This is the fourth and final in a series of book reviews on Kathleen Norris’ new book Acedia & Me: A Marriage, Monks, and a Writer’s Life. The other posts can be found here, here, and here.
At various points within the book Norris pauses to survey the scene in which we find ourselves in modern life. This includes the break-neck speed with which we accomplish very little -
Just look at us, with more money and less sleep than we know how to handle, except to go into debt, and take pills that get us up in the morning and others that let us rest at night.
Norris tackles the self-absorbtion of the modern age, comparing it to the wisdom of much earlier followers of Christ – such as the desert fathers:
One great difference between these monks and today’s pop psychologists is that the monks’ process of discernment was likely to result in more self-knowledge, less self-consciousness. In our day, this is often reversed. People whose speech remains stuck in therapeutic jargon, for all the “work” they are doing on themselves, often remain stubbornly unreflective.
The demon of acedia, Norris notes, puffs us up even as it casts us down. We are left to resort to our last, best hope – which is the mercy of God in Jesus Christ. This can be accessed through humility, as we accept who God has created us to be. She doesn’t put it this way, but I would say a key part of this is accepting our “lot” in life and rejoicing that “the boundary lines have fallen in pleasant places.”
Norris returns to the comparison of acedia and depression, admitting she has struggled with both and observing -
I find that depression generally has an identifiable and external cause that acedia lacks. I can look at my life and see where the trouble is coming from. But acedia arises out of nowhere, as it were, emerging from my inner depths without warning, and without any reason that I can determine.
Norris notes she has “found that depression is amenable to treatment in ways that acedia is not.”
It takes firm resolve and a strong faith that arises from some place beyond ourselves to do battle with the demon of acedia. I’ll give the final word to Martin Luther, whom Norris quotes in a section called, “Despair and Possibility” -
You must be resolute, bid yourself defiance, and say to yourself wrathfully… ‘No matter how unwilling you are to live, you are going to live and like it! This is what God wants… Begone, you thoughts of the devil! To hell with dying and death!’ … Grit your teeth in the face of your thoughts, and for God’s sake be more obstinate, headstrong, and willful than the most stubborn peasant.

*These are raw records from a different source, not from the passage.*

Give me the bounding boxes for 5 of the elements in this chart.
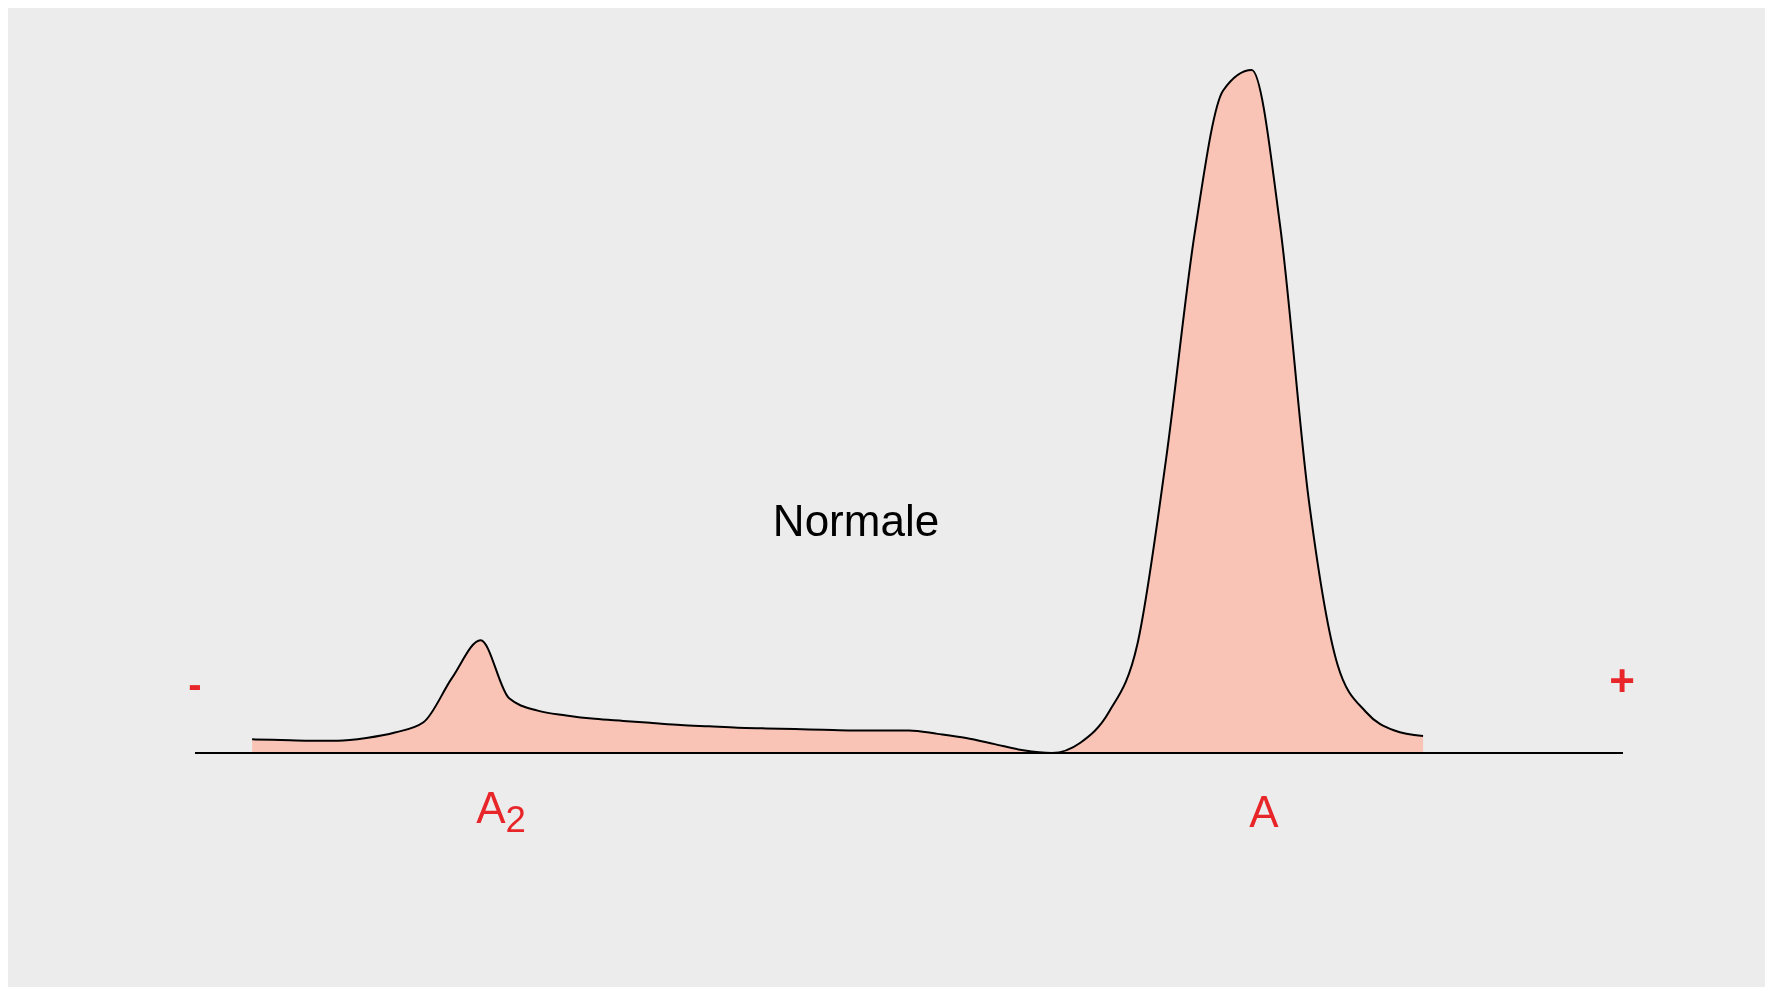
text: A$_{2}$ [476,782,526,842]
text: Normale [772,496,940,546]
text: A [1249,787,1279,837]
annotation: - [188,661,202,707]
annotation: + [1609,656,1635,706]
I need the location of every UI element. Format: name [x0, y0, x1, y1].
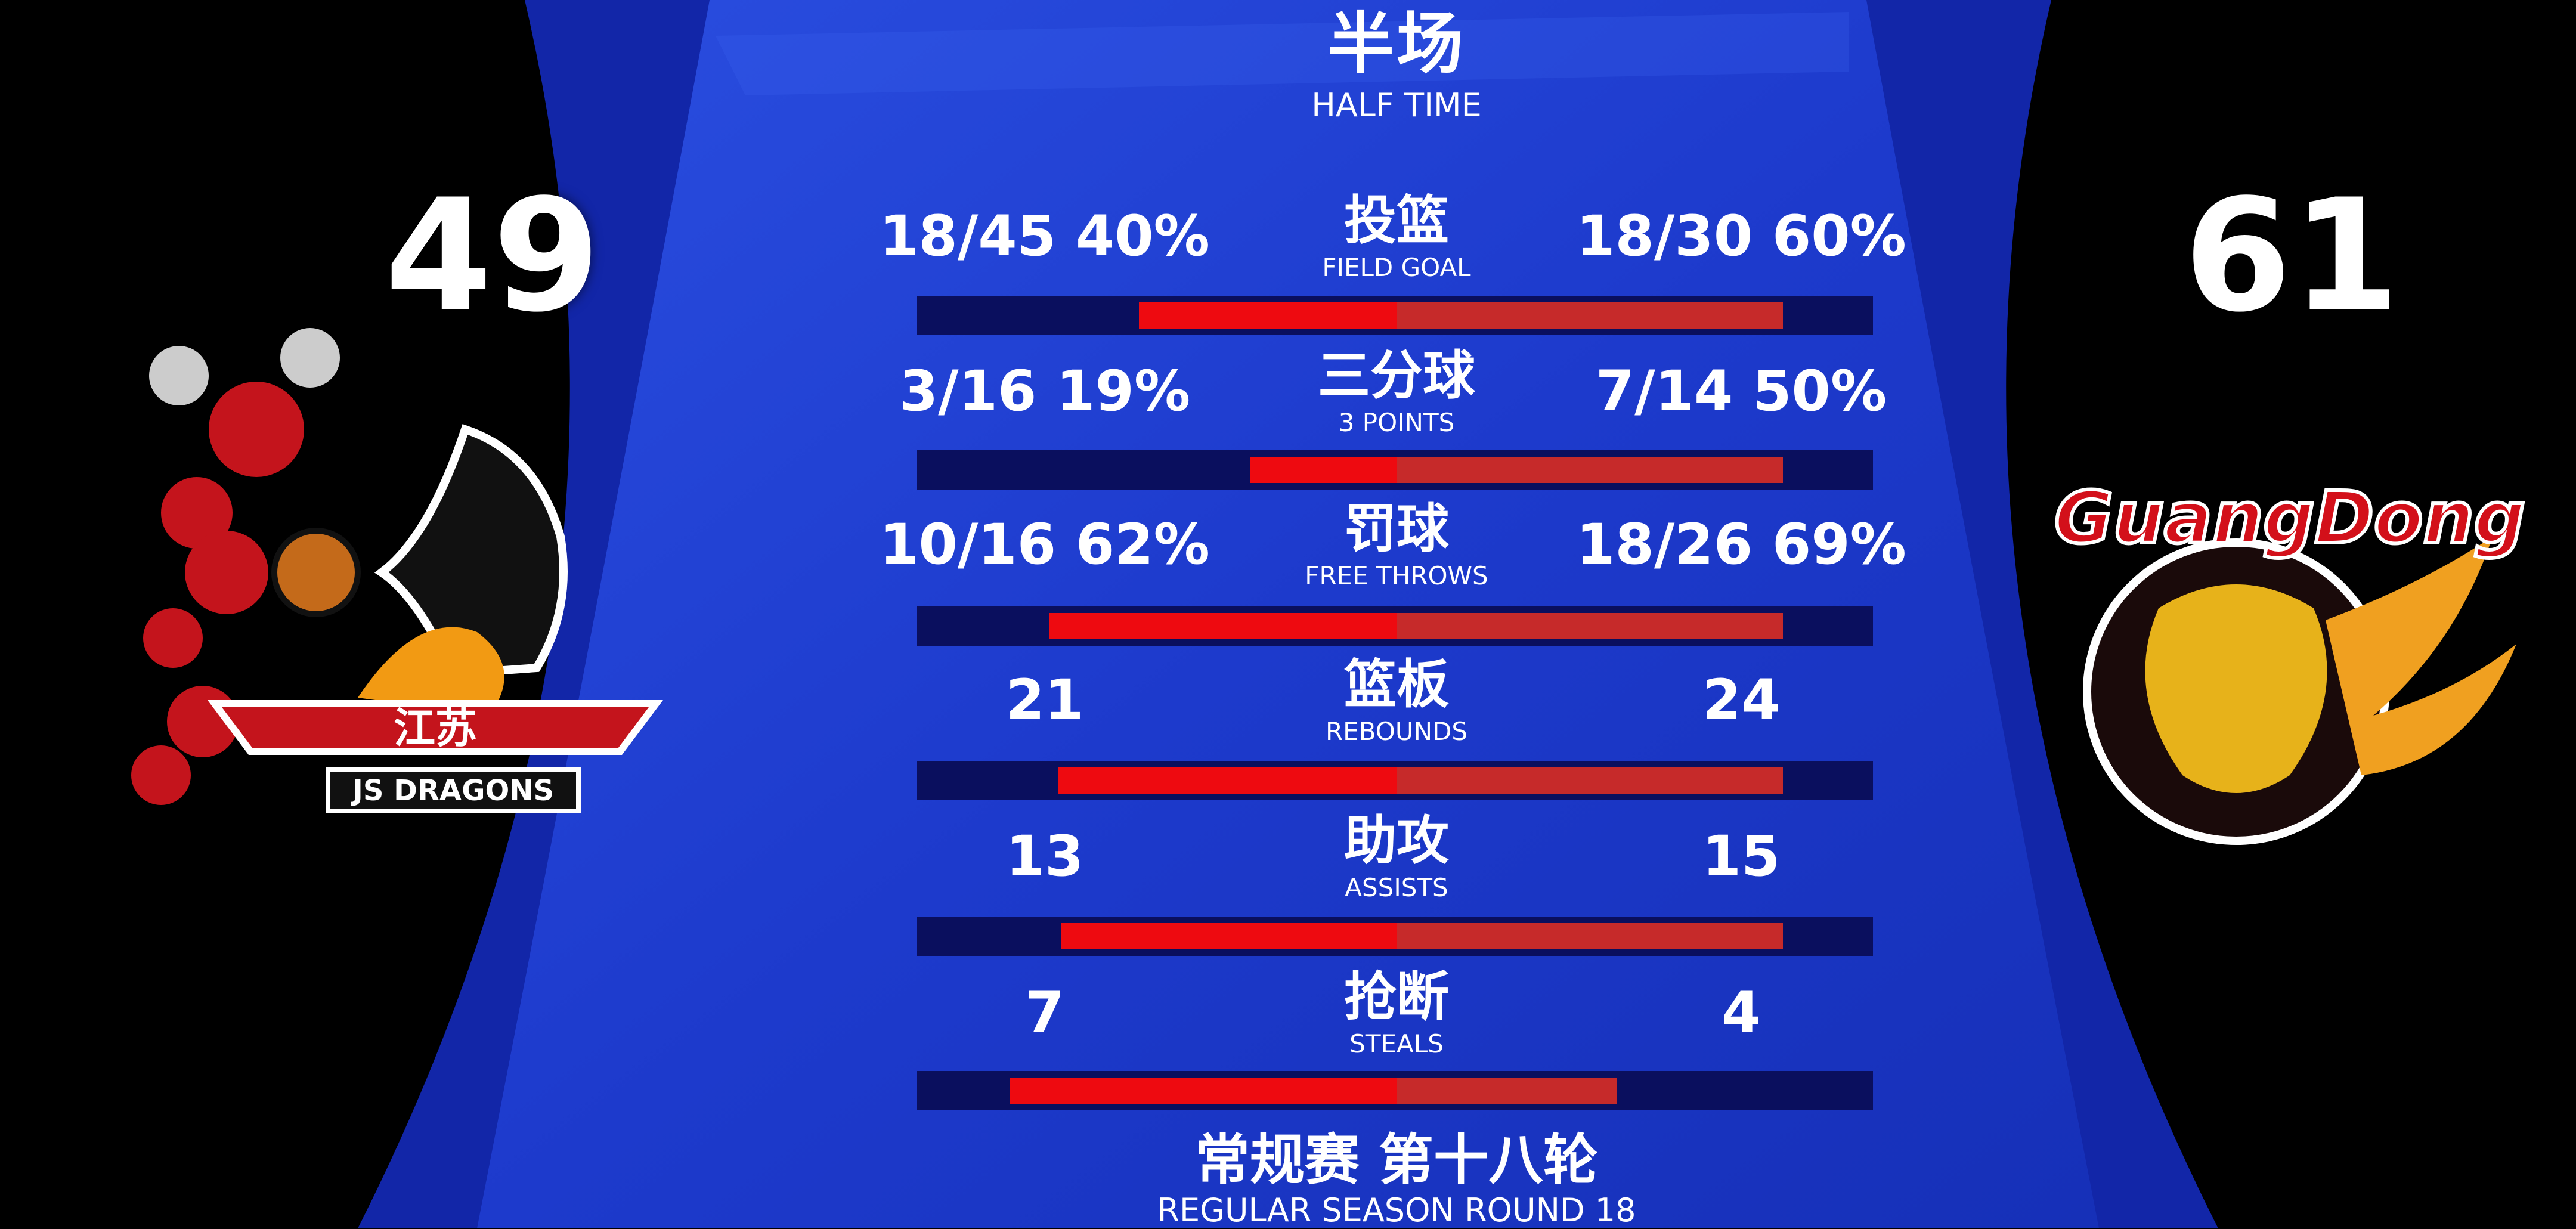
away-logo-text: GuangDong	[2054, 477, 2525, 560]
home-stat-value: 3/16 19%	[899, 359, 1191, 424]
round-label-cn: 常规赛 第十八轮	[1194, 1128, 1599, 1192]
home-stat-bar	[1139, 302, 1397, 329]
home-logo-subtext: JS DRAGONS	[351, 774, 554, 807]
stat-label-en: FIELD GOAL	[1322, 253, 1471, 282]
title-half-time-en: HALF TIME	[1311, 86, 1482, 124]
home-stat-bar	[1010, 1078, 1397, 1104]
home-stat-value: 7	[1025, 980, 1064, 1045]
stat-comparison-bar	[917, 917, 1873, 956]
home-stat-bar	[1049, 613, 1397, 639]
away-stat-value: 24	[1702, 668, 1781, 733]
home-score: 49	[385, 166, 600, 346]
away-stat-bar	[1397, 302, 1783, 329]
stat-comparison-bar	[917, 606, 1873, 646]
away-stat-value: 4	[1722, 980, 1761, 1045]
away-score: 61	[2184, 166, 2399, 346]
away-stat-bar	[1397, 613, 1783, 639]
jiangsu-dragons-logo: 江苏 JS DRAGONS	[208, 424, 663, 813]
home-stat-value: 10/16 62%	[880, 512, 1210, 577]
home-stat-value: 13	[1005, 824, 1084, 889]
home-stat-bar	[1061, 923, 1397, 949]
away-stat-value: 18/30 60%	[1576, 204, 1906, 269]
away-stat-bar	[1397, 457, 1783, 483]
home-stat-bar	[1249, 457, 1397, 483]
home-logo-text: 江苏	[394, 704, 477, 753]
round-label-en: REGULAR SEASON ROUND 18	[1157, 1191, 1636, 1229]
stat-label-cn: 罚球	[1343, 498, 1450, 559]
title-half-time-cn: 半场	[1327, 5, 1466, 83]
stat-comparison-bar	[917, 296, 1873, 335]
stat-comparison-bar	[917, 761, 1873, 800]
away-stat-bar	[1397, 1078, 1618, 1104]
stat-label-cn: 三分球	[1317, 345, 1476, 406]
home-stat-value: 21	[1005, 668, 1084, 733]
guangdong-tigers-logo: GuangDong	[2052, 475, 2527, 845]
away-stat-value: 18/26 69%	[1576, 512, 1906, 577]
stat-label-cn: 抢断	[1343, 966, 1450, 1027]
stat-comparison-bar	[917, 1071, 1873, 1110]
stat-label-en: 3 POINTS	[1338, 408, 1455, 437]
stat-comparison-bar	[917, 450, 1873, 490]
away-stat-value: 15	[1702, 824, 1781, 889]
stat-label-en: ASSISTS	[1345, 873, 1448, 902]
away-stat-bar	[1397, 767, 1783, 794]
stat-label-cn: 篮板	[1343, 654, 1450, 715]
stat-label-cn: 助攻	[1343, 810, 1450, 871]
away-stat-bar	[1397, 923, 1783, 949]
stat-label-en: STEALS	[1349, 1029, 1444, 1058]
stat-label-en: FREE THROWS	[1305, 561, 1488, 590]
stat-label-cn: 投篮	[1343, 190, 1450, 251]
home-stat-value: 18/45 40%	[880, 204, 1210, 269]
home-stat-bar	[1058, 767, 1397, 794]
away-stat-value: 7/14 50%	[1595, 359, 1887, 424]
stat-label-en: REBOUNDS	[1325, 717, 1468, 746]
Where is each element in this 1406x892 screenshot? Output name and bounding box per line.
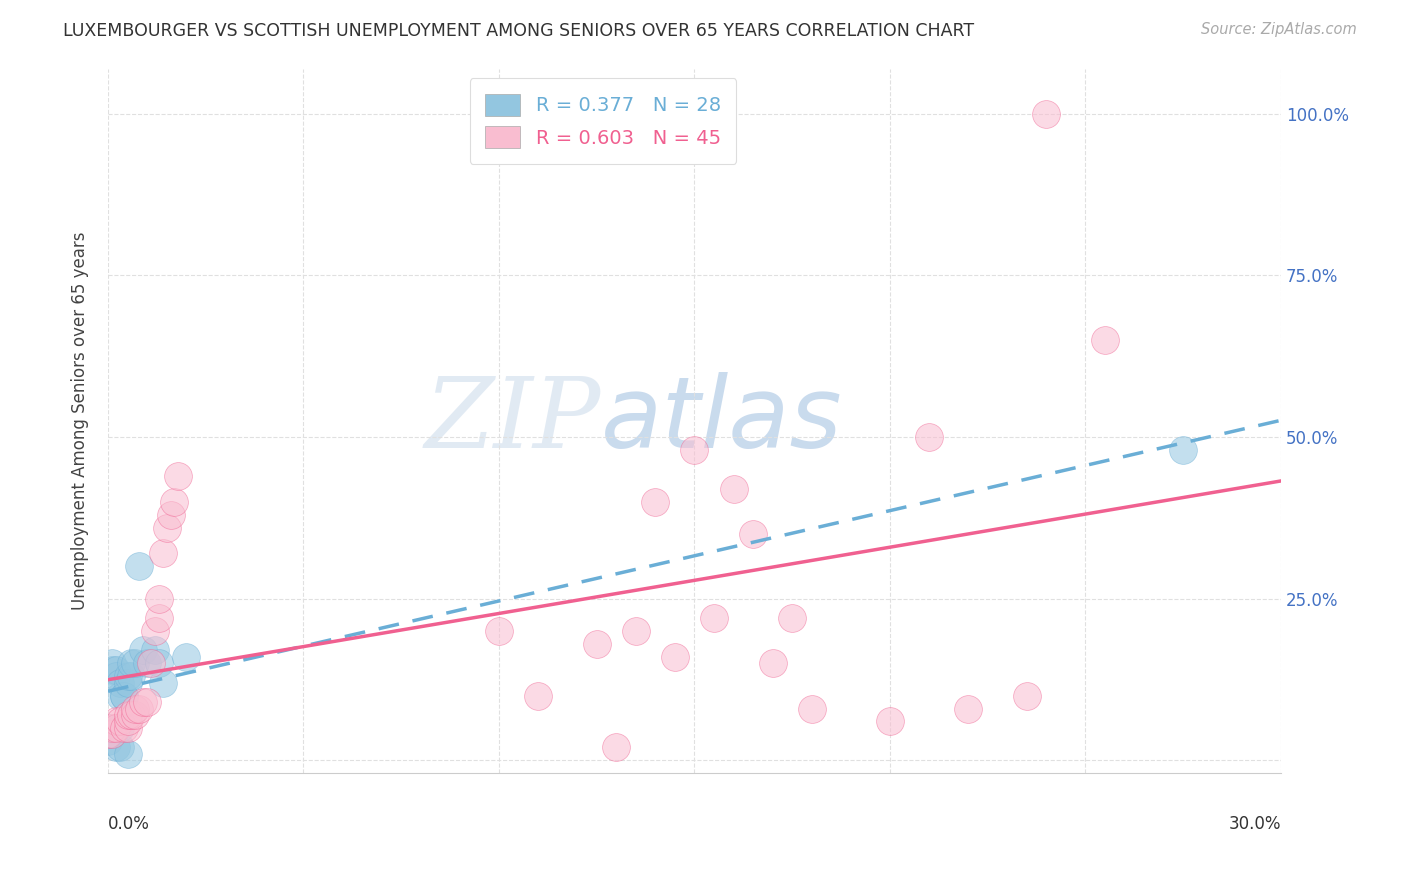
Y-axis label: Unemployment Among Seniors over 65 years: Unemployment Among Seniors over 65 years (72, 232, 89, 610)
Point (108, 689, 131, 703)
Point (112, 689, 135, 703)
Point (120, 657, 142, 671)
Point (139, 657, 162, 671)
Point (112, 689, 135, 703)
Point (117, 721, 139, 735)
Point (128, 701, 150, 715)
Point (143, 643, 166, 657)
Point (104, 740, 127, 755)
Point (101, 721, 124, 735)
Point (1094, 333, 1116, 347)
Legend: R = 0.377   N = 28, R = 0.603   N = 45: R = 0.377 N = 28, R = 0.603 N = 45 (470, 78, 737, 164)
Point (664, 649, 686, 664)
Point (120, 708, 142, 723)
Text: ZIP: ZIP (425, 373, 600, 468)
Point (112, 721, 135, 735)
Point (527, 689, 550, 703)
Point (163, 494, 186, 508)
Point (104, 721, 127, 735)
Point (124, 701, 146, 715)
Point (101, 663, 124, 677)
Point (117, 714, 139, 729)
Point (104, 663, 127, 677)
Point (644, 494, 666, 508)
Point (132, 643, 155, 657)
Point (108, 740, 131, 755)
Point (136, 695, 159, 709)
Point (1173, 442, 1195, 457)
Point (148, 657, 170, 671)
Point (120, 669, 142, 683)
Point (762, 657, 785, 671)
Point (117, 669, 139, 683)
Point (104, 669, 127, 683)
Text: LUXEMBOURGER VS SCOTTISH UNEMPLOYMENT AMONG SENIORS OVER 65 YEARS CORRELATION CH: LUXEMBOURGER VS SCOTTISH UNEMPLOYMENT AM… (63, 22, 974, 40)
Point (703, 611, 725, 625)
Text: Source: ZipAtlas.com: Source: ZipAtlas.com (1201, 22, 1357, 37)
Point (879, 714, 901, 729)
Point (152, 546, 174, 560)
Point (957, 701, 980, 715)
Point (136, 657, 159, 671)
Point (117, 708, 139, 723)
Point (124, 708, 146, 723)
Point (128, 559, 150, 574)
Point (97, 727, 120, 741)
Point (97, 734, 120, 748)
Point (624, 624, 647, 638)
Point (605, 740, 627, 755)
Point (117, 675, 139, 690)
Point (742, 527, 765, 541)
Point (1015, 689, 1038, 703)
Point (101, 657, 124, 671)
Point (723, 482, 745, 496)
Point (159, 508, 181, 522)
Point (1035, 107, 1057, 121)
Point (156, 520, 179, 534)
Point (918, 430, 941, 444)
Point (683, 442, 706, 457)
Point (117, 747, 139, 761)
Point (800, 701, 823, 715)
Point (124, 657, 146, 671)
Point (104, 714, 127, 729)
Point (488, 624, 510, 638)
Text: atlas: atlas (600, 372, 842, 469)
Point (108, 675, 131, 690)
Point (108, 714, 131, 729)
Point (152, 675, 174, 690)
Point (101, 727, 124, 741)
Text: 0.0%: 0.0% (108, 815, 150, 833)
Point (97, 721, 120, 735)
Point (132, 695, 155, 709)
Point (585, 637, 607, 651)
Point (148, 611, 170, 625)
Text: 30.0%: 30.0% (1229, 815, 1281, 833)
Point (143, 624, 166, 638)
Point (167, 468, 190, 483)
Point (101, 727, 124, 741)
Point (148, 591, 170, 606)
Point (108, 721, 131, 735)
Point (174, 649, 197, 664)
Point (780, 611, 803, 625)
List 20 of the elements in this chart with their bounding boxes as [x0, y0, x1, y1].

That sounds like a REALLY great book…I love that first quote regarding the sleeping pills- it’s so true!
“Acedia and Me” is a perhaps too quiet call to arms against the discreet, vampire-like sucking out of our life force. We fail to see it and challenge it in ourselves and others because we are all co-consiprators in our catatonia: I won’t see yours if you won’t see mine. Ms. Norris’s capacity for discerning and describing the nature of the the Noonday Demon is nothing short of miraculous. I shall be forever in her debt.
Hey, Pistol: I’ve been away from the Blogosphere for a while. Now that I returned (who knows for how long), I decided to stop by. Do you know I was just talking about this book and my need to buy it? I am pretty sure I’m afflicted with Acedia right now and need the kick in the pants. Larry Crabb recommended the book to a bunch of us at a Spiritual Direction training a month ago and it just came to mind as I was reading an Abbott’s sermon where he mentioned the resulting sloth. Sloth I is right now. Which is why I haven’t been responding to your emails lately. So sorry. Longing
The Pistol fires back: Great too see you again in the blogosphere. Looks like we may be getting back on around the same time (I’m also unsure for how long). I’m thinking about shifting my e-mail devotions to this blog and foster a wider readership. Not sure about the anonymity bit, though. Your thoughts?